WebHID on dedicated workers

Enables WebHID inside dedicated worker contexts. This lets you perform heavy I/O and processing of data from a HID device on a separate thread, helping to reduce the performance impact on the main thread.

WebRTC RTCRtpEncodingParameters.scaleResolutionDownTo

An API that configures WebRTC encoders to scale input frames if they are greater than the specified maxWidth and maxHeight. This API is similar to scaleResolutionDownBy except that resolution constraints are expressed in absolute terms (for example, 640x360) as opposed to relative terms (for example, scale down by 2), avoiding race conditions related to changing input frame size on the fly.

New origin trials

In Chrome 131 you can opt into the following new origin trials.

Playout statistics for WebAudio

The AudioContext.playoutStats feature allows an application to measure the quality and latency of audio playout using WebAudio.

Summarizer API

A JavaScript API for producing summaries of input text, backed by an AI language model.

Deprecations and removals

This version of Chrome introduces the following deprecations and removals. Visit ChromeStatus.com for lists of planned deprecations, current deprecations and previous removals.
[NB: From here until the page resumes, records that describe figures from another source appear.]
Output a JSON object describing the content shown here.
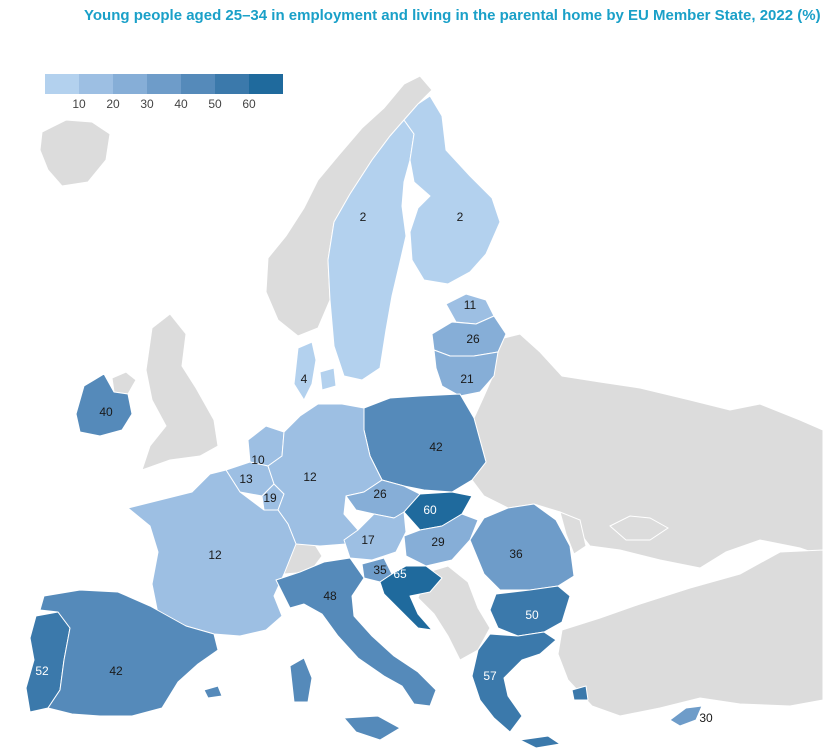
{
  "title": "Young people aged 25–34 in employment and living in the parental home by EU Member State, 2022 (%)",
  "legend": {
    "ticks": [
      "10",
      "20",
      "30",
      "40",
      "50",
      "60"
    ],
    "colors": [
      "#b3d1ee",
      "#9dbfe3",
      "#86aed7",
      "#6e9cc9",
      "#558aba",
      "#3b79ab",
      "#1f6a9d"
    ]
  },
  "countries": [
    {
      "name": "Sweden",
      "value": "2"
    },
    {
      "name": "Finland",
      "value": "2"
    },
    {
      "name": "Estonia",
      "value": "11"
    },
    {
      "name": "Latvia",
      "value": "26"
    },
    {
      "name": "Lithuania",
      "value": "21"
    },
    {
      "name": "Denmark",
      "value": "4"
    },
    {
      "name": "Ireland",
      "value": "40"
    },
    {
      "name": "Poland",
      "value": "42"
    },
    {
      "name": "Netherlands",
      "value": "10"
    },
    {
      "name": "Belgium",
      "value": "13"
    },
    {
      "name": "Luxembourg",
      "value": "19"
    },
    {
      "name": "Germany",
      "value": "12"
    },
    {
      "name": "Czechia",
      "value": "26"
    },
    {
      "name": "Slovakia",
      "value": "60"
    },
    {
      "name": "Austria",
      "value": "17"
    },
    {
      "name": "Hungary",
      "value": "29"
    },
    {
      "name": "Romania",
      "value": "36"
    },
    {
      "name": "France",
      "value": "12"
    },
    {
      "name": "Slovenia",
      "value": "35"
    },
    {
      "name": "Croatia",
      "value": "65"
    },
    {
      "name": "Italy",
      "value": "48"
    },
    {
      "name": "Bulgaria",
      "value": "50"
    },
    {
      "name": "Portugal",
      "value": "52"
    },
    {
      "name": "Spain",
      "value": "42"
    },
    {
      "name": "Greece",
      "value": "57"
    },
    {
      "name": "Cyprus",
      "value": "30"
    }
  ]
}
This release of Chrome removes three features.

Remove the CSS Anchor Positioning property inset-area

With the CSS Working Group resolution on renaming the inset-area property to position-area, this removal cleans up the implementation in Chromium for a standards compliant feature.
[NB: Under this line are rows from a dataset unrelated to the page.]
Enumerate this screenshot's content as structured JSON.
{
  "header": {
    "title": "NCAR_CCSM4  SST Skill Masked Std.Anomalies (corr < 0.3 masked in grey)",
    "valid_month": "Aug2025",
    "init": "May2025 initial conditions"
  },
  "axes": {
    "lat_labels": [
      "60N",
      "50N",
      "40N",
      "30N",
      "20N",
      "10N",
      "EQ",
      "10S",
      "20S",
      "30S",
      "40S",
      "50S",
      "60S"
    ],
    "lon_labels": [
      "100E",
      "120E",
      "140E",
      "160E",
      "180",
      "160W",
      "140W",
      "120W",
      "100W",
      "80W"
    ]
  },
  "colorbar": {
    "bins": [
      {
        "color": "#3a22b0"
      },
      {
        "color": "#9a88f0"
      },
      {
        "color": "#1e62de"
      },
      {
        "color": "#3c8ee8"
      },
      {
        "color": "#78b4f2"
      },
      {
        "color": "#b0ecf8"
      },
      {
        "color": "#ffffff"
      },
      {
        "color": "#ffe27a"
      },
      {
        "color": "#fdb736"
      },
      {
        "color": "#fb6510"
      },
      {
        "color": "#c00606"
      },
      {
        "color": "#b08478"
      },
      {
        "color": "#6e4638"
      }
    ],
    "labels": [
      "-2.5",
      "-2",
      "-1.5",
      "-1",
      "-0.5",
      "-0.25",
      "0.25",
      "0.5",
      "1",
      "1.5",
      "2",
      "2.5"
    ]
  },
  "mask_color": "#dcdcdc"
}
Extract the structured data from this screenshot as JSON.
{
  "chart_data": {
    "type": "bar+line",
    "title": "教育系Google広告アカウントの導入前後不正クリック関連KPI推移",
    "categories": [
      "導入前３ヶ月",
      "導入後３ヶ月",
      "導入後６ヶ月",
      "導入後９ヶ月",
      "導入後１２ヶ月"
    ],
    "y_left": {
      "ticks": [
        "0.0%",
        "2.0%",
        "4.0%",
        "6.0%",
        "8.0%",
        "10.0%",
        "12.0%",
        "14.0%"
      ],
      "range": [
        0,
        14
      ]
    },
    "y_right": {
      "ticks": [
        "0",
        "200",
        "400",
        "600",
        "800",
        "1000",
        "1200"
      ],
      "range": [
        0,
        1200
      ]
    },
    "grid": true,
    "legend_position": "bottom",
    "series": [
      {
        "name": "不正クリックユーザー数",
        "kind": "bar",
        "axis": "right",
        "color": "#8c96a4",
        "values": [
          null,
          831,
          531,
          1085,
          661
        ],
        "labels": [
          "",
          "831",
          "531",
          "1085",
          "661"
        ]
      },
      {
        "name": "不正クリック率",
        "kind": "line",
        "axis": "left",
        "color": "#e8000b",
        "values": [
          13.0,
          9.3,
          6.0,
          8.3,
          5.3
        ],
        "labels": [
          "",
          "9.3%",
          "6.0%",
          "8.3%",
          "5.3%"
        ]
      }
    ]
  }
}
Remove the ability to disable BeforeunloadEventCancelByPreventDefault

Feature BeforeunloadEventCancelByPreventDefault was shipped in Chrome 117, but there is an enterprise policy that allows this flag to be force-disabled. The enterprise policy will be removed in Chrome 131.

Remove non-standard GPUAdapter requestAdapterInfo() method

The WebGPU Working Group decided it was impractical for requestAdapterInfo() to trigger a permission prompt so they've removed that option and replaced it with the GPUAdapter info attribute so that web developers can get the same GPUAdapterInfo value synchronously.